Lloydminster PWM midget AAA Steelers defenceman Tianna Yaremko fires a shot on the Red Deer Sutter Fund Chiefs net during a home game at Wainwright’s Peace Memorial Multiplex on Sunday. Yaremko, from Spirit River, is one of 10 girls on the Steelers that hail from some where other than Lloydminster. JAMIE HARKINS LLS PHOTO
Being a member of the Lloydminster PWM midget AAA Steelers isn’t easy.
The Steelers count 18 girls between the ages of 16 and 17 among its troops.
These hockey players take to the ice at 7 a.m. for practice most weekday mornings in an effort to be ready to face the best Alberta has to offer in various locations across the province each weekend.
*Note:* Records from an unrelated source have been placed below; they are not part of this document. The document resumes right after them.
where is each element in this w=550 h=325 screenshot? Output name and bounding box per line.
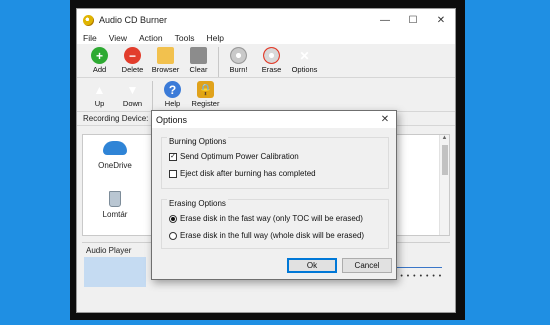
clear-button[interactable]: Clear [182,47,215,74]
register-button[interactable]: 🔒 Register [189,81,222,108]
title-bar: Audio CD Burner — ☐ ✕ [77,9,455,31]
menu-file[interactable]: File [83,33,97,43]
clear-icon [190,47,207,64]
delete-button[interactable]: − Delete [116,47,149,74]
file-item-recycle-bin[interactable]: Lomtár [93,191,137,219]
ok-button[interactable]: Ok [287,258,337,273]
eject-disk-option[interactable]: Eject disk after burning has completed [169,169,316,178]
maximize-button[interactable]: ☐ [399,15,427,26]
register-label: Register [191,99,220,108]
options-dialog: Options ✕ Burning Options ✓ Send Optimum… [151,110,397,280]
toolbar-separator [218,47,219,77]
burning-options-group: Burning Options ✓ Send Optimum Power Cal… [161,137,389,189]
up-button[interactable]: ▲ Up [83,81,116,109]
tools-icon: ✕ [299,48,310,63]
file-item-label: Lomtár [102,210,128,219]
up-label: Up [94,99,105,108]
optimum-power-calibration-label: Send Optimum Power Calibration [180,152,299,161]
down-label: Down [122,99,143,108]
burn-label: Burn! [229,65,248,74]
help-icon: ? [164,81,181,98]
burn-button[interactable]: Burn! [222,47,255,74]
dialog-title: Options [156,114,188,125]
recycle-bin-icon [109,191,121,207]
eject-disk-label: Eject disk after burning has completed [180,169,316,178]
optimum-power-calibration-checkbox[interactable]: ✓ [169,152,177,161]
options-button[interactable]: ✕ Options [288,47,321,75]
app-disc-icon [83,14,94,26]
secondary-toolbar: ▲ Up ▼ Down ? Help 🔒 Register [77,78,455,112]
cancel-button[interactable]: Cancel [342,258,392,273]
erasing-options-group: Erasing Options Erase disk in the fast w… [161,199,389,249]
minimize-button[interactable]: — [371,15,399,26]
erase-full-radio[interactable] [169,231,177,240]
erase-fast-option[interactable]: Erase disk in the fast way (only TOC wil… [169,214,363,223]
erase-button[interactable]: Erase [255,47,288,74]
scroll-up-icon[interactable]: ▲ [440,135,449,141]
folder-icon [157,47,174,64]
menu-bar: File View Action Tools Help [77,31,455,44]
main-toolbar: + Add − Delete Browser Clear Burn! Erase… [77,44,455,78]
clear-label: Clear [189,65,208,74]
add-icon: + [91,47,108,64]
file-item-label: OneDrive [98,161,132,170]
erasing-options-title: Erasing Options [167,199,228,208]
close-button[interactable]: ✕ [427,15,455,26]
arrow-down-icon: ▼ [126,82,139,97]
browser-button[interactable]: Browser [149,47,182,74]
delete-label: Delete [121,65,144,74]
menu-view[interactable]: View [109,33,127,43]
onedrive-icon [103,141,127,155]
audio-position-dots: • • • • • • • • [394,273,443,280]
browser-label: Browser [151,65,180,74]
erase-fast-radio[interactable] [169,214,177,223]
erase-full-option[interactable]: Erase disk in the full way (whole disk w… [169,231,364,240]
burning-options-title: Burning Options [167,137,229,146]
disc-erase-icon [263,47,280,64]
eject-disk-checkbox[interactable] [169,169,177,178]
arrow-up-icon: ▲ [93,82,106,97]
options-label: Options [291,65,318,74]
erase-full-label: Erase disk in the full way (whole disk w… [180,231,365,240]
audio-visualizer [84,257,146,287]
scrollbar-thumb[interactable] [441,145,448,175]
lock-icon: 🔒 [197,81,214,98]
help-button[interactable]: ? Help [156,81,189,108]
delete-icon: − [124,47,141,64]
dialog-title-bar: Options ✕ [152,111,396,128]
recording-device-label: Recording Device: [83,114,149,123]
erase-fast-label: Erase disk in the fast way (only TOC wil… [180,214,363,223]
disc-burn-icon [230,47,247,64]
radio-selected-dot [171,216,175,221]
down-button[interactable]: ▼ Down [116,81,149,109]
menu-action[interactable]: Action [139,33,163,43]
window-title: Audio CD Burner [99,15,168,25]
vertical-scrollbar[interactable]: ▲ [439,135,449,235]
menu-help[interactable]: Help [206,33,223,43]
optimum-power-calibration-option[interactable]: ✓ Send Optimum Power Calibration [169,152,299,161]
dialog-close-button[interactable]: ✕ [374,114,396,125]
add-button[interactable]: + Add [83,47,116,74]
add-label: Add [92,65,107,74]
audio-progress-track[interactable] [394,267,442,268]
file-item-onedrive[interactable]: OneDrive [93,141,137,170]
window-controls: — ☐ ✕ [371,15,455,26]
menu-tools[interactable]: Tools [175,33,195,43]
help-label: Help [164,99,181,108]
toolbar-separator [152,81,153,111]
erase-label: Erase [261,65,282,74]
Ten of these 18 girls have uprooted their lives for this opportunity. The kids from Northern Alberta communities including Irma, Wainwright, Spirit River, Gordondale, High Level, St. Paul and Glendon bid goodbye to their family and friends shortly before the season began to move in with a billet family in Lloydminster for the chance to play with the Steelers.
“It’s not too far away,” said Steelers left wing Jade Sandberg, shortly after the club played a home-away-from-home game at Wainwright’s Peace Memorial Multiplex on Sunday.
“I played hockey in previous years (in Lloydminster) and I really did enjoy it, so I decided it would be a great opportunity to come out here and try out for the team. I was happy that I made it.”
Sandberg, who calls Wainwright home, is staying with a billet family in Lloydminster during her first year as a member of the Steelers. She noted her new guardians have provided incredible support to help the adjustment, but the experience of moving away to play the game she loves can still be described as a bit different.
“I’m used to being with my family, but my billet family makes it easier for me,’ she said. “And my teammates (too, because) we’re all so close.”
Todd Thorpe, assistant coach of the Steelers, said the club hosted the Red Deer Sutter Fund Chiefs in Wainwright as a way to support the four girls from the community who are playing with the team this season as well as inspire young girls from Lloydminster’s surroundings to try for a spot in future years. He said the commitment the 10 out-of-town girls made to play with the Steelers this season is incredible and the gesture was just a way to give back.
“We wouldn’t be competing for the top (of the Alberta Female Hockey League) if we didn’t have them,” said Thorpe. “We don’t have as good of a draw area as Calgary and Edmonton for example where the population is big. We only had 30 kids come out to camp where those teams had 80 or 100. So, we need those out-of-town kids and we need that commitment to keep a team in Lloyd.”
Sandberg said all of the girls have put in an effort to represent the Steelers and Lloydminster well this season by working hard during dry-land and on-ice practices, as well as in their many league and tournament games. She said they didn’t get the result they hoped for in a 2-1 loss to the Chiefs at the Peace Memorial Multiplex, but the chance she had to present her new team before family and friends in Wainwright made the experience unforgettable.
“It was awesome,” said Sandberg. “I was glad that a lot of my family was able to make it out so (I could) show them where I’m playing this year. I’m proud to be a part of this team.”